Nouveau sport olympique répertorié à Pékin : l’emprisonnement des blogueurs de toute nationalité
La semaine dernière nous apprenions et relations l’arrestation et la libération de Zola, Zhou Shuguang, blogueur chinois.
Le 19 août, la course contre la libre expression sur Internet est passée à un niveau plus élevé; puisque désormais la chasse aux blogueurs s’est internationalisée. Une nouvelle discipline olympique est née!
Ainsi Brian Conley, 28 ans, créateur du vidéo-blog Alive in Baghdad et du blog Small World News, et son ami, Jeffrey Rae, 28 ans, sont derrière les barreaux depuis ce jour.
Leur crime est d’avoir voulu filmer et diffuser sur Internet les différentes actions organisées par Students for a free Tibet depuis deux semaines à Pékin: les manifestants ont notamment déployé une bannière près du siège de la télévision chinoise CCTV, agité des drapeaux tibétains dans des endroits symboliques (voir les vidéos)… Ces deux “journalistes citoyens”, qui ont déjà foulé par le passé des sols peu avenants en termes de respect des droits de l’Homme (Irak, Afghanistan, etc.), se sont en effet rendus à Pékin pour soutenir et promouvoir les droits de l’Homme, la liberté d’expression et la liberté du peuple Tibétain.
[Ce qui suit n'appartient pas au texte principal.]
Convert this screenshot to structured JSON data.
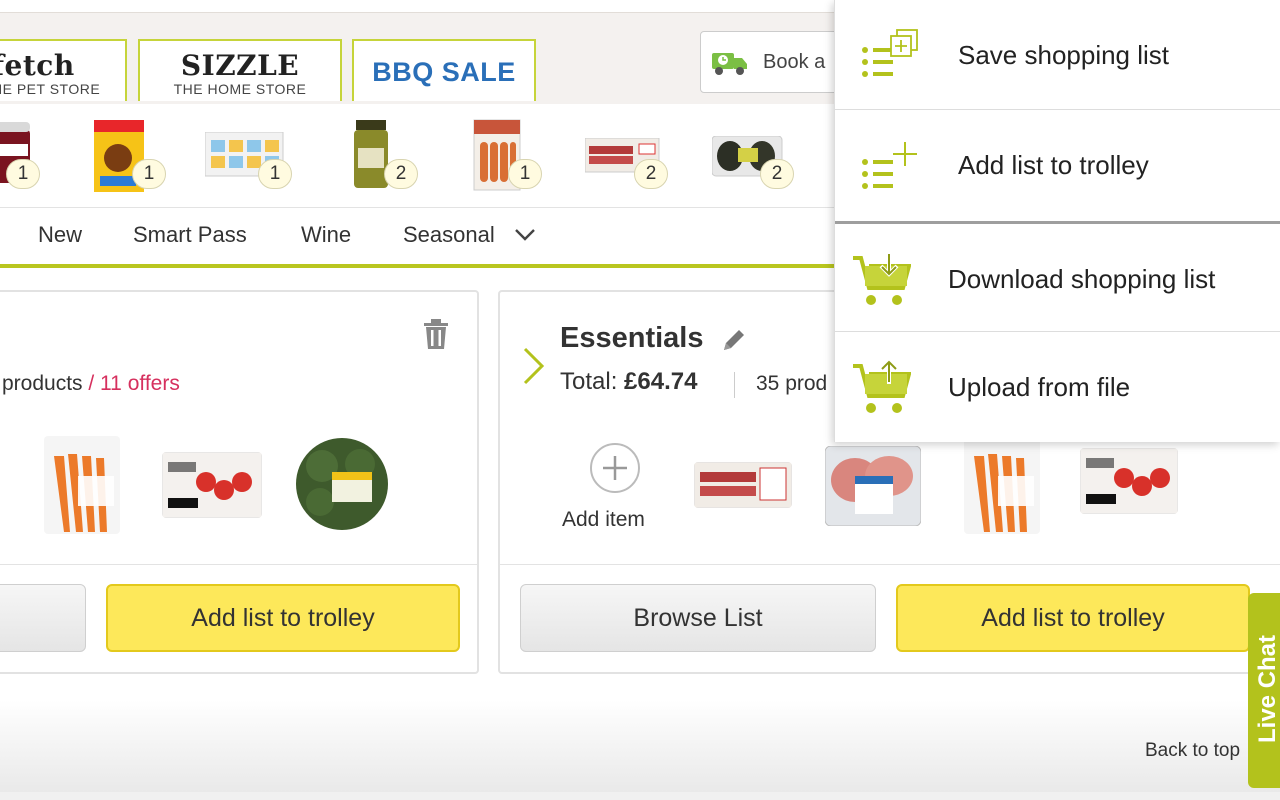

Brian et Jeffrey ne sont pas les seuls à subir ce traitement. Plusieurs autres activistes blogueurs (Jeff Goldin, Michael Liss, Tom Grant…) américains et allemands manquent à l’appel et, bien que sans nouvelles de certains d’entre eux, il est hautement probable qu’ils soient retenus dans une geôle chinoise et sous le coup d’une condamnation administrative de dix jours de rétention pour trouble à l’ordre public. Mais l’Empire du milieu est aussi celui du silence, car aucun communiqué officiel n’a soulagé l’inquiétude de leurs familles.
La femme de Brian Conley, Eowyn Rieke, enceinte de 31 semaines, après de longues heures d’angoisse sur le sort de Brian, n’a reçu qu’un succinct SMS de son mari : “En prison tout va bien”. Le père de Jeffrey Rae disait hier qu’il n’avait, lui, reçu aucune nouvelles de son fils depuis mardi et qu’il avait été informé de son arrestation par l’ONG pro-tibétaine.
De timides remontrances de la part autorités américaines ont appelé la Chine à respecter “le droit fondamental et universellement reconnu à exprimer pacifiquement ses opinions.” Le Speaker de la Chambre des députés, Nancy Pelosi, a été plus ferme dans ses propos, accusant la Chine d’utiliser les Jeux Olympiques pour sévir contre des activistes pacifistes pour les droits de l’Homme, de censurer les journalistes étrangers et chinois et de déplacer les citoyens Chinois.
Comme le rappelait Jeffrey Rae il y a peu : “Pour moi cela ne concerne pas seulement le Tibet mais concerne un mouvement plus vaste de libération et d’auto-détermination de tous les peuples oppressés à travers le monde.” La première des libertés est de pouvoir exprimer librement et pacifiquement ses opinions, une liberté que décidément les autorités chinoises n’acceptent, ni pour leurs citoyens, ni pour les ressortissants étrangers.